From Ring Knockouts to Court Deliberations: How Markets Predict

01 Apr 2012

A prediction market is, by standard definition, a market that exists for the primary purpose of making predictions about a future event. In fact, though, any market can be employed to make predictions. If I know that the odds makers for an upcoming heavyweight championship fight are laying odds 1: 2 in favor of the reigning champ, then I can declare that the markets have ‘predicted’ his victory.

In the boxing-match case, prediction is a collateral consequence. The mechanism that creates those odds doesn’t exist to predict, it exists to keep the bets flowing, by creating as much demand for the challenger’s side of the proposition as there is for the champ’s side. If too many gamblers/voters favor the champ, even if for sentimental home-town-boy reasons, the odds will end up skewed in his favor. (The odds makers and their employers won’t be at all put out by that predictive failure.)

To get somewhat closer to a true prediction market (though not quite there) one can point to the Saddam Security. This was a market established by a sports-betting operation prior to the Iraq War that allowed for wagers on whether Saddam Hussein would still be the President of Iraq by a given date. If you were fully (100 percent) confident that Saddam would be deposed by a certain date, you might rationally have bet as high as $9.99 for each $10 incremental payout on his deposition and still secure a profit – assuming away transaction costs and the house’s take. If you thought it only 50 percent likely that his deposition would take place by a certain date, it would not have been rational for you to pay more than $5 for the prospect of a $10 payout. In this way, the Saddam Security market aggregated opinions – not any old shooting-the-mouth-off opinions, but the opinions of those who were willing to risk their money thereon.

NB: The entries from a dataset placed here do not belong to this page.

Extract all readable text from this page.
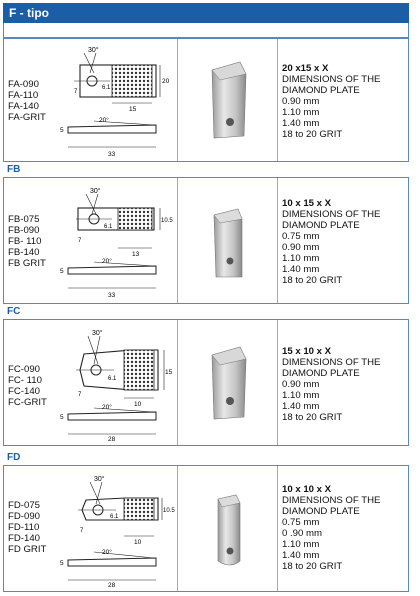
F - tipo
FA-090
FA-110
FA-140
FA-GRIT
30°
6.1
7
15
20
20°
5
33
20 x15 x X
DIMENSIONS OF THE
DIAMOND PLATE
0.90 mm
1.10 mm
1.40 mm
18 to 20 GRIT
FB
FB-075
FB-090
FB- 110
FB-140
FB GRIT
30°
6.1
7
13
10.5
20°
5
33
10 x 15 x X
DIMENSIONS OF THE
DIAMOND PLATE
0.75 mm
0.90 mm
1.10 mm
1.40 mm
18 to 20 GRIT
FC
FC-090
FC- 110
FC-140
FC-GRIT
30°
6.1
7
10
15
20°
5
28
15 x 10 x X
DIMENSIONS OF THE
DIAMOND PLATE
0.90 mm
1.10 mm
1.40 mm
18 to 20 GRIT
FD
FD-075
FD-090
FD-110
FD-140
FD GRIT
30°
6.1
7
10
10.5
20°
5
28
10 x 10 x X
DIMENSIONS OF THE
DIAMOND PLATE
0.75 mm
0 .90 mm
1.10 mm
1.40 mm
18 to 20 GRIT
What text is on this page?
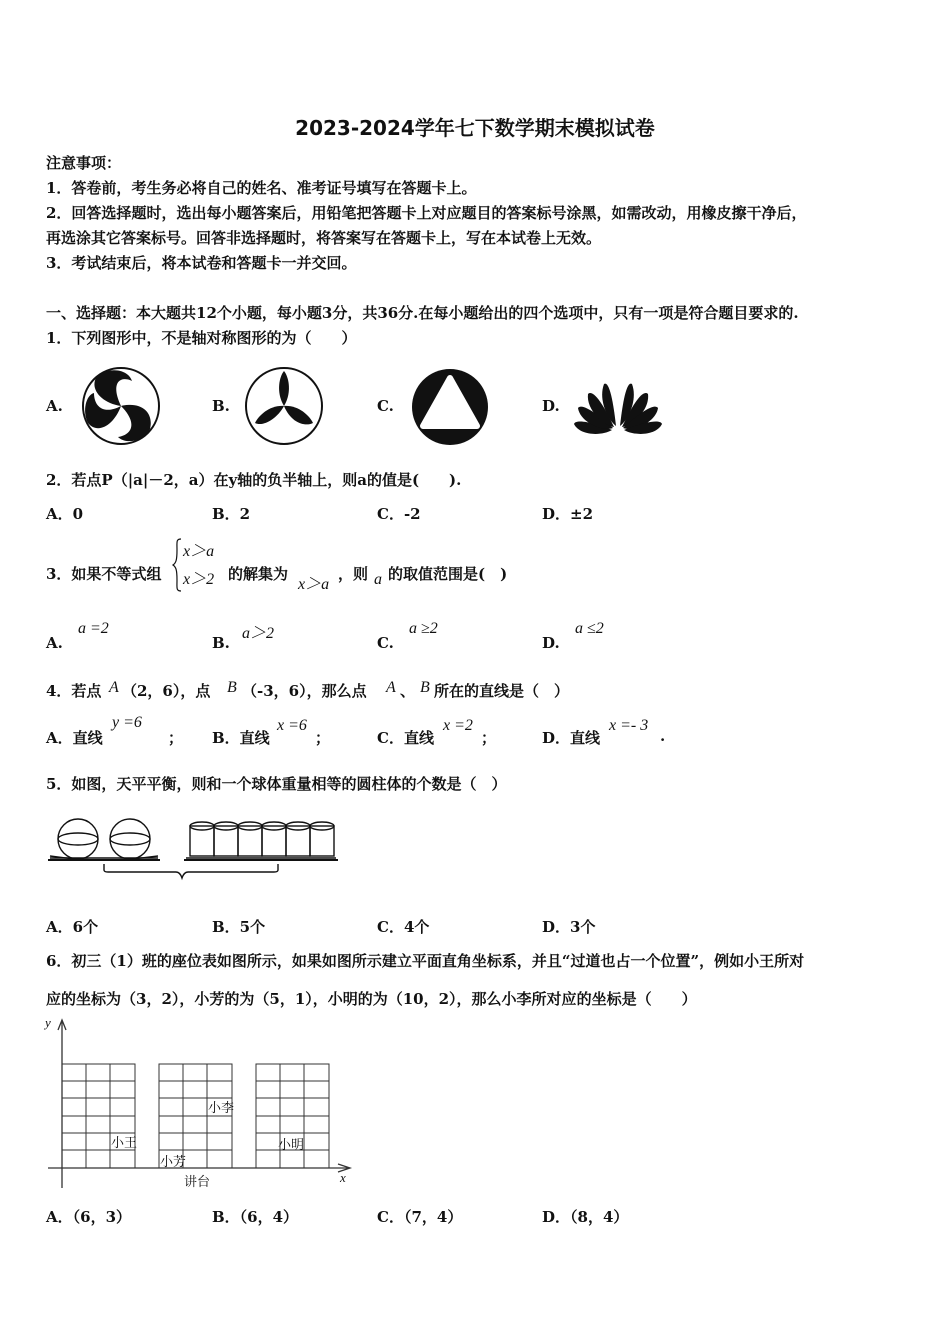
2023-2024学年七下数学期末模拟试卷
注意事项：
1．答卷前，考生务必将自己的姓名、准考证号填写在答题卡上。
2．回答选择题时，选出每小题答案后，用铅笔把答题卡上对应题目的答案标号涂黑，如需改动，用橡皮擦干净后，
再选涂其它答案标号。回答非选择题时，将答案写在答题卡上，写在本试卷上无效。
3．考试结束后，将本试卷和答题卡一并交回。
一、选择题：本大题共12个小题，每小题3分，共36分.在每小题给出的四个选项中，只有一项是符合题目要求的.
1．下列图形中，不是轴对称图形的为（　　）
A.	B.	C.	D.
2．若点P（|a|－2，a）在y轴的负半轴上，则a的值是(　　).
A．0	B．2	C．-2	D．±2
3．如果不等式组
x＞a
x＞2 的解集为
x＞a
，则 a 的取值范围是(　)
A.
a =2
B.
a＞2
C.
a ≥2
D.
a ≤2
4．若点 A （2，6），点 B （-3，6），那么点 A 、 B 所在的直线是（　）
A．直线
y =6
； B．直线
x =6
；	C．直线
x =2
；	D．直线
x =- 3
.
5．如图，天平平衡，则和一个球体重量相等的圆柱体的个数是（　）
A．6个	B．5个	C．4个	D．3个
6．初三（1）班的座位表如图所示，如果如图所示建立平面直角坐标系，并且“过道也占一个位置”，例如小王所对
应的坐标为（3，2），小芳的为（5，1），小明的为（10，2），那么小李所对应的坐标是（　　）
y
x
小王
小芳
小李
小明
讲台
A．（6，3）	B．（6，4）	C．（7，4）	D．（8，4）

At the start of 2003, the buying and selling prices indicated a majority chance (75 percent) that Saddam would be ousted by June 2003, but only a minority chance (35 percent) that he would be ousted by March 2003. As hindsight reveals, and as is usually the case, the long shot bet did not pay off, but a bet on the favorite did. Saddam was in fact formally deposed by the Coalition Provisional Authority on April 9, 2003.

Prediction markets have existed for years. The best known examples (especially the Iowa Political Markets) aim at predicting political events, such as election outcomes. Now, Jeff Joseph, Dave Karnes, and Daniel Diermeier plan to apply the principle of their operation to stock market indexes, via The Daily Delphi. Diermeier expressed confidence in a recent interview that they would have the system up and running in September 2012.

It will work in this way. Every day, before the market opens, TDD will ask its users where they believe the market, as measured by a specific index, will close that day, their degree of conviction, and whether they plan to trade the market that day. TDD will then aggregate this information using proprietary algorithms. Every user will receive the results: a forecasted daily closing price, a degree of conviction, and the range of the forecasts.

Diermeier calls this index-tied use the “first iteration” of a system that will later find other applications.

Consider the sort of information that was coming out of the Supreme Court building in Washington as oral arguments over the Patient Protection and Affordable Care Act (ObamaCare) proceeded last week. A lawyer, arguing that the recently enacted health care bill is constitutional under familiar commerce-clause precedents, found himself on the receiving end of rather aggressive questions from a certain Justice – a Justice with a reputation for being the pivotal figure in close cases. Instantly, BlackBerrys and iPhones conveyed this news to the world.

Suppose, then, that you have a substantial investment in a health insurance company, or in a pharmaceutical concern, or in any of the many industries that may be affected directly or indirectly by such a decision. Should this new datum matter to you? And, if so, how do you figure out how much it should matter?

This is precisely the sort of issue, Diermeier says, that might be incorporated into later iterations of The Daily Delphi. It might be re-worked to make predictions on any number of court cases with significant impact on businesses, in such fields as antitrust, intellectual property, tort liability, merger approval, and so forth. Good applications of TDD’s model arise “where there is deep expertise, but where aggregation mechanisms are lacking.”

There are other approaches investors might take. But the ObamaCare arguments illustrate some of the difficulties with them. Consider those tough questions from a potential swing-vote Justice. Diermeier pointed out that if you wanted to do the predicting yourself, rather than farming it out to an aggregating market, “You’d want to know, for example, whether this Justice was in the habit of asking such questions, or whether they were unusual in this case. You’d want to have a data base that could let you correlate the number and nature of the questions he asked with the way he voted in the resulting decision, and perhaps also the influence he was likely to have with other Justices in deliberations.”

That can become very tricky. “A predictive market provides an alternative to all that,” he said.